Success Story - 26.12.2011

Ghazi Ben Othman ou comment thinking global and acting local

Ghazi Ben Othman, un autre de ces quadras tunisiens vivant hors des frontières de leur pays natal qui ont toujours voulu faire quelque chose pour la Tunisie et qui ont vu dans la révolution du 14 janvier une chance pour revenir et aider le pays à se relever de ses années de plomb. Ghazi nous parle de son parcours professionnel qui l’a mené de la Californie aux pays du Golfe et évoque pour nous les nouvelles opportunités d’affaires pour la Tunisie.

Son enfance, c’est entre plusieurs pays d’Afrique, d’Europe et du Golfe que Ghazi Ben Othman la passe au gré des affectations de son père, banquier commercial. Passionné d’informatique, c’est tout naturellement vers des études d’ingénieur qu’il s’oriente une fois son Bac obtenu en 1986. Mais ce n’est qu’à la rentrée universitaire qu’il décide, sur les conseils de son père, de tenter de s’inscrire à l’Université de Minnesota aux USA. Ghazi raconte que malgré ce retard, il a été admis rapidement grâce à l’excellente réputation des étudiants tunisiens qui sont déjà passés par cette université.

S’ensuivent alors quatre années au bout desquelles il obtient son diplôme d’ingénieur et enchaîne avec un master, toujours en computer sciences, en Californie du Sud, à Los Angeles. Pour son premier poste de travail, le jeune Tunisien change encore de décor pour passer au Texas dans l’entreprise Motorola où il affûtera ses premières armes durant cinq années pour rejoindre par la suite Dell Computer. Il se marie entre-temps avec une Japonaise.

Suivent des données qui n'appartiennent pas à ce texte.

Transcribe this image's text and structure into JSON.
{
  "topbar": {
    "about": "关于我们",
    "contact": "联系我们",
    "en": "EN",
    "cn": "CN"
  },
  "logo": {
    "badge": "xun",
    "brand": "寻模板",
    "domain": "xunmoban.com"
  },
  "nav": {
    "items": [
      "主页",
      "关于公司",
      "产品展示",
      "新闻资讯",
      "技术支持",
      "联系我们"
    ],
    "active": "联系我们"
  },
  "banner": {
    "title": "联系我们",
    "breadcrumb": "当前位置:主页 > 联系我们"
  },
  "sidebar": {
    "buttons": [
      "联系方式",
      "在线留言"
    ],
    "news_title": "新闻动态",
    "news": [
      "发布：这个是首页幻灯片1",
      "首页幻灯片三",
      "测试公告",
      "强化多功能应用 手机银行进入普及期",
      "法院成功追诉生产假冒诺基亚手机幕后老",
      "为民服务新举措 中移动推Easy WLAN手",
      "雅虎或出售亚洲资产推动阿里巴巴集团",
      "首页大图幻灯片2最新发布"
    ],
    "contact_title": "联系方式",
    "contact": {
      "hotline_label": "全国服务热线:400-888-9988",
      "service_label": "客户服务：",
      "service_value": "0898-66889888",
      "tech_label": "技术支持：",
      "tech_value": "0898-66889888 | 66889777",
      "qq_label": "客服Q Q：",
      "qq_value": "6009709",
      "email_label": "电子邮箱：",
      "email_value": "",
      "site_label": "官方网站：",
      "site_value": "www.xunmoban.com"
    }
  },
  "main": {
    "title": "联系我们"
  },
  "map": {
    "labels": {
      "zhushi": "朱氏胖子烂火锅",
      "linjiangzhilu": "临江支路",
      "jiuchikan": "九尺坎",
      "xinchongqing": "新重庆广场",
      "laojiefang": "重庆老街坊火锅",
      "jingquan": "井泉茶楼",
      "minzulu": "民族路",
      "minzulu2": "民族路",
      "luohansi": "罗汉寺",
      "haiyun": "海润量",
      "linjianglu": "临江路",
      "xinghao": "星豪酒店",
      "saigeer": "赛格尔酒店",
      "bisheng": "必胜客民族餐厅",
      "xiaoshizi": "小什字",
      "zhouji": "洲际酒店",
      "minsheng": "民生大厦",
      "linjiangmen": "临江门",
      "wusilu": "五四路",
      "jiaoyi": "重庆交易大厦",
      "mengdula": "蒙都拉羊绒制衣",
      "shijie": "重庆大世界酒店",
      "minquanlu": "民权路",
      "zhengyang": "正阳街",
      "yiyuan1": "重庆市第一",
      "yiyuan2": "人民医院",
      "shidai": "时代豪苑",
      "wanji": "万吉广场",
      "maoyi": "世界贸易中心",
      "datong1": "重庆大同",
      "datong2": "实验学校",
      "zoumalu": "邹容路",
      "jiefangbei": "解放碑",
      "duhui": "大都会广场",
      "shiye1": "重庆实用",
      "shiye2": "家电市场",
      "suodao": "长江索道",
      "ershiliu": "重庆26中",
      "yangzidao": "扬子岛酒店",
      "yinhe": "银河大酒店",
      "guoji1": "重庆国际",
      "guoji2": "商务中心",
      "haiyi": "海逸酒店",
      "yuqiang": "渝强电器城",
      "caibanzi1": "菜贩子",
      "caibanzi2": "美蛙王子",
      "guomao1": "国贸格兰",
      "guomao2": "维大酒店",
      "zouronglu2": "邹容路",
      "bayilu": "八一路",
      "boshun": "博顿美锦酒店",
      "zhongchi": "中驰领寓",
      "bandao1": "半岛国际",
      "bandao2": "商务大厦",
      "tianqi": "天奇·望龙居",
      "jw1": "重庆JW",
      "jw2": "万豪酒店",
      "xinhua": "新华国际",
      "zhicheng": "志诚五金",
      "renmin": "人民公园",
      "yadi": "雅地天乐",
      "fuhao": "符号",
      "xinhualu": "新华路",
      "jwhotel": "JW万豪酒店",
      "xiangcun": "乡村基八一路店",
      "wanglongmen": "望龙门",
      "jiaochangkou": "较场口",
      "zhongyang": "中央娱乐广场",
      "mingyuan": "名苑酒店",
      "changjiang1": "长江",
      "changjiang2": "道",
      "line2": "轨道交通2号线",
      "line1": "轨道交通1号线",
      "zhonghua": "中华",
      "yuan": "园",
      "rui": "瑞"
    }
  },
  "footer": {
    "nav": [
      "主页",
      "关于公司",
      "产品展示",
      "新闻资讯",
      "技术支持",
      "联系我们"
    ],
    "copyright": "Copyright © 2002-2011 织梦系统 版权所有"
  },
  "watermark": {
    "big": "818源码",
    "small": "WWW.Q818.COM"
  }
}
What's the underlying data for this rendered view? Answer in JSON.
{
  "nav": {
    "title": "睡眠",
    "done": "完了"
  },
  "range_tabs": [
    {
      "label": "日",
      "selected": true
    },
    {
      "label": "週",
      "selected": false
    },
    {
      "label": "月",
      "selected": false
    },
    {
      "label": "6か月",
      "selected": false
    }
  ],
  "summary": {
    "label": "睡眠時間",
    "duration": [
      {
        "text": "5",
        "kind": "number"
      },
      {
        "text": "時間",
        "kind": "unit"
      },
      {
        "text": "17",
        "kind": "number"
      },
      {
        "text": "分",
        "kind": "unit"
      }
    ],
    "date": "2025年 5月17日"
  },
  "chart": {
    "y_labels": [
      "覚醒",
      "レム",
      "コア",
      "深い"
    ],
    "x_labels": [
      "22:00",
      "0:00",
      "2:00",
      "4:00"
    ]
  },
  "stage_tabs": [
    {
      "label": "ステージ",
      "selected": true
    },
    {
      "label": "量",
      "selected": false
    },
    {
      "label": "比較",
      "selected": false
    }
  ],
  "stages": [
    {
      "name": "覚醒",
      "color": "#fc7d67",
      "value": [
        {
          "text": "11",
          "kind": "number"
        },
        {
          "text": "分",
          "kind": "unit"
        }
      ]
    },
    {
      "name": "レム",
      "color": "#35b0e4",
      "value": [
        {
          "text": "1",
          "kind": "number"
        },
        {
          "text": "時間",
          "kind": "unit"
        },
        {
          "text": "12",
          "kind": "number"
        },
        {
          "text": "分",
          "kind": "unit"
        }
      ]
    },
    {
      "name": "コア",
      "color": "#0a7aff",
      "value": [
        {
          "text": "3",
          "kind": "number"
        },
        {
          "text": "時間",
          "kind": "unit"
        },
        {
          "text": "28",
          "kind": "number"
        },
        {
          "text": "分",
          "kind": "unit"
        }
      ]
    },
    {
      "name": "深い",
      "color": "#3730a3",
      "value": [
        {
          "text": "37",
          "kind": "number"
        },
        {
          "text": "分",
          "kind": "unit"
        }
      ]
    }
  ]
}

En 1999, bien qu’il n’eût aucune expérience en business et en finance, Ghazi Ben Othman choisit de réorienter sa carrière vers ce domaine d’activités où il hésitera entre deux offres, celle de la Deutsch Bank et celle de Morgan Stanley. Dans les deux cas, il s’agissait d’analyser la valeur boursière des actions technologiques et des entreprises d’ordinateurs et d’informatique, de conseiller ces banques sur la compétitivité et la qualité des produits des entreprises de TIC et de leur recommander l’achat ou pas de ces actions.

Il choisit de rejoindre la Deutsche Bank, tout simplement, nous raconte-t-il, parce qu’elle se trouvait dans une région agréable à vivre, San Francisco, ce qui permet à Ghazi de dire qu’un climat modéré est, sans conteste, un facteur décisif en matière de choix de carrière. Cela l’amène à nous rappeler que la Tunisie possède, à ce propos, un atout majeur qu’il faut davantage mettre en valeur.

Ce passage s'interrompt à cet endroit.